American physician, pharmacologist and anesthesiologist

Henry Wood Elliott II (April 10, 1920-August 1, 1976) was an American physician, pharmacologist, and anesthesiologist. He was the chairman of the Department of Medical Pharmacology and Therapeutics at University of California, Irvine from 1968 to 1976 and the editor of the Annual Review of Pharmacology from 1965-1976.

==Early life and education==
Henry Wood Elliott II was born on April 10, 1920, in Seattle, Washington.
His parents were Therese , a French Canadian immigrant to the US, and Lionel Henry Elliott, a florist. He had a younger sister, Marsha. His grandfather for whom he was named, Henry Wood Elliott, was an artist and conservationist.

He attended the University of Washington for his bachelor's and master's degrees, both in chemistry.

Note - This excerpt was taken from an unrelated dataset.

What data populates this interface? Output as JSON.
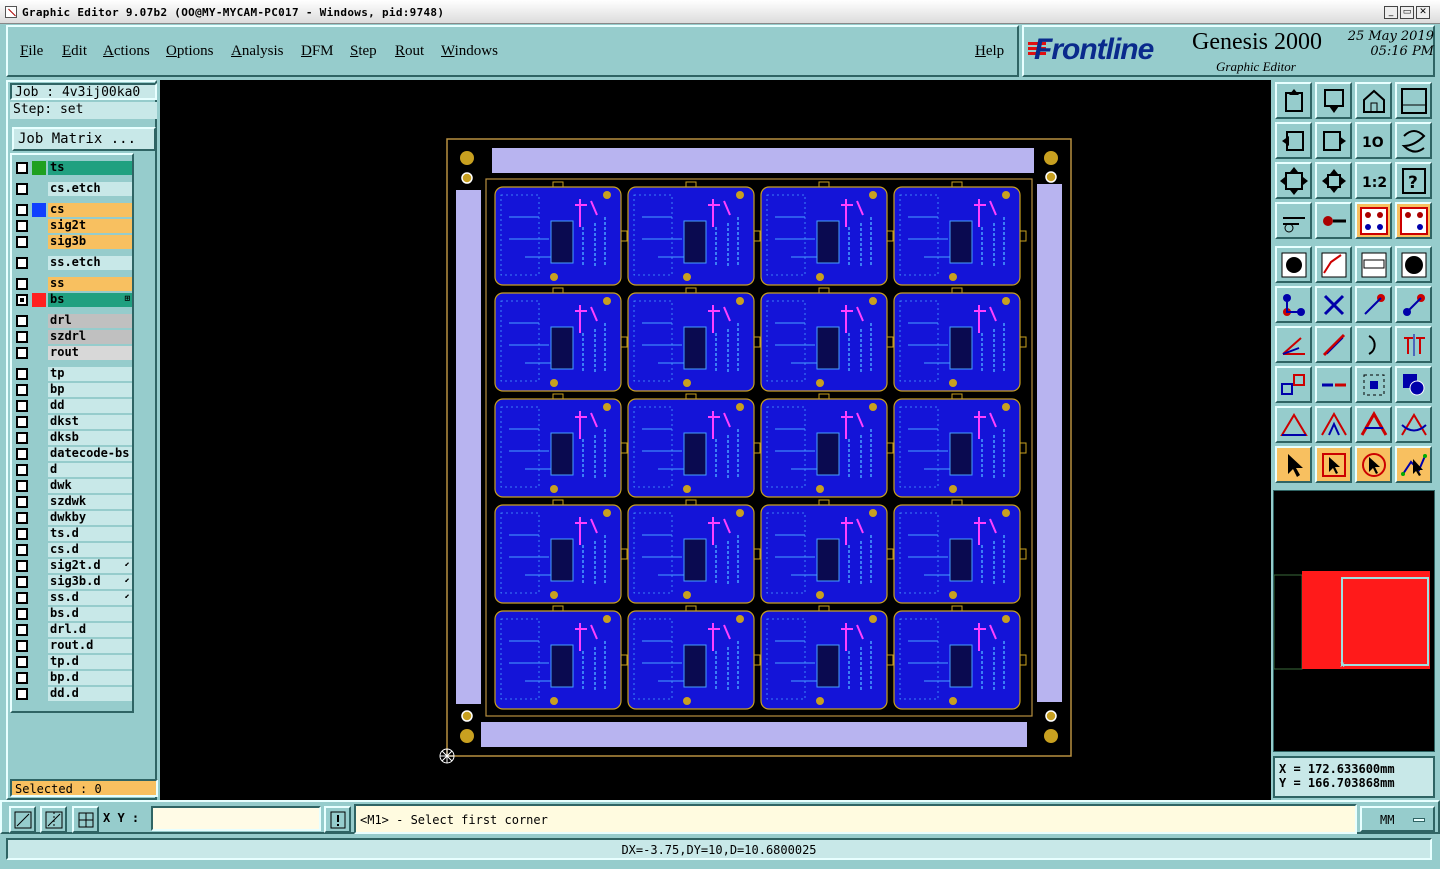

After receiving a PhD from Stanford University in 1946, he attended the University of California, San Francisco (UCSF) for his Doctor of Medicine, graduating in 1953.

==Career==
Upon finishing his MD, he stayed at UCSF, becoming a full professor pharmacology in 1964. In 1968, he accepted a position at the University of California, Irvine (UCI) as the chair of the Department of Medical Pharmacology and Therapeutics. He remained the chair and a professor at UCI until his death in 1976. He was the last president of the American Society of Clinical Pharmacology and Chemotherapy before it merged with the American Therapeutics Society. He was the first president of the resulting organization, the American Society for Clinical Pharmacology and Therapeutics. From 1965-1976, he was the editor of the Annual Review of Pharmacology.

Elliott was the chair of the board of directors of the Solano Institute for Medical and Pharmacological Research (SIMPR), which proposed pharmaceutical research projects to the California Department of Corrections and Rehabilitation for testing on prisoners. The California Office of Auditor General noted that Elliott's roles at UCI and SIMPR meant he was simultaneously developing research projects for the pharmaceutical industry at UCI and approving and conducting the projects at SIMPR. From 1973-1976, Elliott was one of four physicians in California responsible for nearly all pharmaceutical testing on prisoners in the state.

==Awards and honors==
In 1967, he was elected as a fellow of the American College of Anesthesiology.
Elliott is the namesake of the Henry W. Elliott Distinguished Service Award, which was created by the American Society for Clinical Pharmacology and Therapeutics in 1979.

==Personal life and death==
He married Donna in 1947. They had four children together. He died of an apparent heart attack on August 1, 1976, at his home in Santa Ana, California, at the age of fifty-six.